UK Video Game Piracy Caused £1.45B In Losses & 1,000 Jobs Last Year

Video game piracy cost some £1.45 billion ($2.31 billion) in lost sales last year, as well as around 1,000 lost jobs. So says the Association of UK Interactive Entertainment (UKIE), which cautioned that even those impressive numbers are on the conservative side. That’s console piracy, mind you, which yet again throws a wrench in publishers’ arguments that piracy is only a problem on the PC, so draconian DRM regimes are a necessary evil. And you wonder why Sony has freaked out over the PS3 Jailbreak.

The BBC has a brief interview with a 25-year-old professional console modder of sorts. He charges £40 ($63) to modify a console, be it an Xbox 360, Wii, DS, PSP, or PS3—even if modding a PS3 takes little more effort than putting a few files on a USB flash drive. Once modded, a console can play pirated games all day long, which, as the UKIE claims, is pretty much destroying the industry. Keep in mind that older DSs can play pirated games with a special, and inexpensive, “blank” game card. Nintendo has been fighting these cards, most notably the R4, for years now.

The same console modder also sells pirated video games for £1 to £5 ($1.60 to $8).

Something tells me this modder won’t be in business much longer.

It should also be pointed out that game sales were down last year in the UK, from £1.9 billion in 2008 to £1.45 billion.
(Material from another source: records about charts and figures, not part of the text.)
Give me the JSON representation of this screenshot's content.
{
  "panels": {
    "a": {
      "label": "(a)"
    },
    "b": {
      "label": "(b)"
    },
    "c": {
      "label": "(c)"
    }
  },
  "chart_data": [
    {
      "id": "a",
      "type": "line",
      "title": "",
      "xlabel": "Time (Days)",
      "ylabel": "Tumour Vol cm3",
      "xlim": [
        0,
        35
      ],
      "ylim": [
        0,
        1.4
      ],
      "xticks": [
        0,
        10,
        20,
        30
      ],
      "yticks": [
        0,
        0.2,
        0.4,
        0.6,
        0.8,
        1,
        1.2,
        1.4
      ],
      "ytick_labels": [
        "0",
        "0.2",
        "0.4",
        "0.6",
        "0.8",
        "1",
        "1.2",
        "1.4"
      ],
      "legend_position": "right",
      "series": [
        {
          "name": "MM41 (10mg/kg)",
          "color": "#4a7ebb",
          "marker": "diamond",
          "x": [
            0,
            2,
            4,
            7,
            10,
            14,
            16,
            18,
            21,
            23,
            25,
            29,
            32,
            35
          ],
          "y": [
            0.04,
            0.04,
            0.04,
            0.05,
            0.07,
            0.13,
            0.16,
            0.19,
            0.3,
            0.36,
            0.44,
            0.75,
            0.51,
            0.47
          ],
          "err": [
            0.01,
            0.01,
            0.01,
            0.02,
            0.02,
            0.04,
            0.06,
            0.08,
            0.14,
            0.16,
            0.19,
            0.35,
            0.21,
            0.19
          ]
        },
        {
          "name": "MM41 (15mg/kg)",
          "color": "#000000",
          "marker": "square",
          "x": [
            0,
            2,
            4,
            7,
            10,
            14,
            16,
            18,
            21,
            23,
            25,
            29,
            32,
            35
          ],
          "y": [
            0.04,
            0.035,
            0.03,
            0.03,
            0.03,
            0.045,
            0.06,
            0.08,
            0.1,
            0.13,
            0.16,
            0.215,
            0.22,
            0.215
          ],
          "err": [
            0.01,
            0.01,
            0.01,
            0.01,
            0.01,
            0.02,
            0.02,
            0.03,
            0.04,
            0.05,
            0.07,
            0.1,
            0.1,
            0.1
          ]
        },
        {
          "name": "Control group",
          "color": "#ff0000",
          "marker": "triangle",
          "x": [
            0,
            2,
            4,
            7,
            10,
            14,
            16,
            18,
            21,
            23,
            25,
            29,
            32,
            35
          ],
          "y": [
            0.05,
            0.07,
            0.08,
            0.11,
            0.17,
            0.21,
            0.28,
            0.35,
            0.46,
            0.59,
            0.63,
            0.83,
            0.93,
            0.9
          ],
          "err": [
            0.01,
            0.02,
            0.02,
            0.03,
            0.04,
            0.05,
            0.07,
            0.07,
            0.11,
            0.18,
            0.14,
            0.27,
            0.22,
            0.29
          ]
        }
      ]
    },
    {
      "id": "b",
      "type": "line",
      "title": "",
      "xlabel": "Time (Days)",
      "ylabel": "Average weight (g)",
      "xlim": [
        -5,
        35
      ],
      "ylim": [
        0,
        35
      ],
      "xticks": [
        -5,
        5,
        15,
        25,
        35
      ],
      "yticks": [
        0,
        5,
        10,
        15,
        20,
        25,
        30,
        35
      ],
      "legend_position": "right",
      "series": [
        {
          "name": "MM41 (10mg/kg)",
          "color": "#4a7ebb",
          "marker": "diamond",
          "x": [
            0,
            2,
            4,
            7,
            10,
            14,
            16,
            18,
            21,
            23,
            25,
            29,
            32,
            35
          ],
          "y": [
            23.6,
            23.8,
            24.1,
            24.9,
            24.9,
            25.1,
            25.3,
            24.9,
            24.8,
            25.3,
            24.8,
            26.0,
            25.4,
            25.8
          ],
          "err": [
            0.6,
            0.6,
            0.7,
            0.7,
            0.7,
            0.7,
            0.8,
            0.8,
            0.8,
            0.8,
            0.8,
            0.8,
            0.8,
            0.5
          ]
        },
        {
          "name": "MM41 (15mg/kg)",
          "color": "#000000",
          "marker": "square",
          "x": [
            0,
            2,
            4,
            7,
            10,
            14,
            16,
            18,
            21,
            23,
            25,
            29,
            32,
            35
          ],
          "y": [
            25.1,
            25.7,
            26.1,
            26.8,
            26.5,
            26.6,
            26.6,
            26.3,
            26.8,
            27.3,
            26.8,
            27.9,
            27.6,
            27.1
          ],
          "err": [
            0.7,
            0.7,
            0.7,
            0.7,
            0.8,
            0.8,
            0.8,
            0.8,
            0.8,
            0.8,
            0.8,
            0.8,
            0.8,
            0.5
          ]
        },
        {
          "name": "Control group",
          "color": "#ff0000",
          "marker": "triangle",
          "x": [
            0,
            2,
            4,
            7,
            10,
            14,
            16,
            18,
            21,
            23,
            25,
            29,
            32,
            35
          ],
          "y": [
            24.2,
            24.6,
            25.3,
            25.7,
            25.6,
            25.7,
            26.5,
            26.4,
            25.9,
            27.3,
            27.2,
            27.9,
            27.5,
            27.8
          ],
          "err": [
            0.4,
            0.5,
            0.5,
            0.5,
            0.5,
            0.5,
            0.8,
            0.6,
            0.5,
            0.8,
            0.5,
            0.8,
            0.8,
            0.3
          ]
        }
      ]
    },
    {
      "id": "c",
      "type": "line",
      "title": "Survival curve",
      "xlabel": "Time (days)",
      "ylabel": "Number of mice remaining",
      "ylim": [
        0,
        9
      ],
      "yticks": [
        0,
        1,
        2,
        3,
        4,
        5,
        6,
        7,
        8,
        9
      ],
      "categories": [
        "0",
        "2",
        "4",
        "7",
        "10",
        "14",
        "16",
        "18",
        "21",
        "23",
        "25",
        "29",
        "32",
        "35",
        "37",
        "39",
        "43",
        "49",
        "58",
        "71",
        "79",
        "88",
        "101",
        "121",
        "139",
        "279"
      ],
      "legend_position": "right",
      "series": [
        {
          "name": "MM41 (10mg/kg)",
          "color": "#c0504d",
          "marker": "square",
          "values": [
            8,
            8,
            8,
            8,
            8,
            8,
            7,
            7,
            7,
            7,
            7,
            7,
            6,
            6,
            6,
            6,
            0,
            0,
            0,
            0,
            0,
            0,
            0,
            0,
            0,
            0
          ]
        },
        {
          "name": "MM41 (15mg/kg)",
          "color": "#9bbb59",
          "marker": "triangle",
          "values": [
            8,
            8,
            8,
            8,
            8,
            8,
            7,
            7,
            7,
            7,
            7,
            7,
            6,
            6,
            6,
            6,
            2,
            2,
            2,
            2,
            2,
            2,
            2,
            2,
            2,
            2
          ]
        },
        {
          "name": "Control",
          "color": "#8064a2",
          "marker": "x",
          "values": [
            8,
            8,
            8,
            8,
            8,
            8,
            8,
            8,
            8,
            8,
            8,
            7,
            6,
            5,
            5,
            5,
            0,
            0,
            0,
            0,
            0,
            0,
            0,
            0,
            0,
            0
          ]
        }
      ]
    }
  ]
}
Is that due to piracy? Is that because the industry has peaked? Maybe there were less “good” games?

The UKIE tries its best to scare the citizenry with scary words—“A game like Call of Duty could take two years to make and cost millions of pounds. So there are huge sums of money involved in individual games.—but it’s never really addressed why what amounts to a a Quake III mod costs so much money to make.

To say nothing of something like Minecraft, which was developed by one person without a multi-million dollar marketing budget backing him. I’d like to see the UKIE explain how something like that can happen in this terrible environment.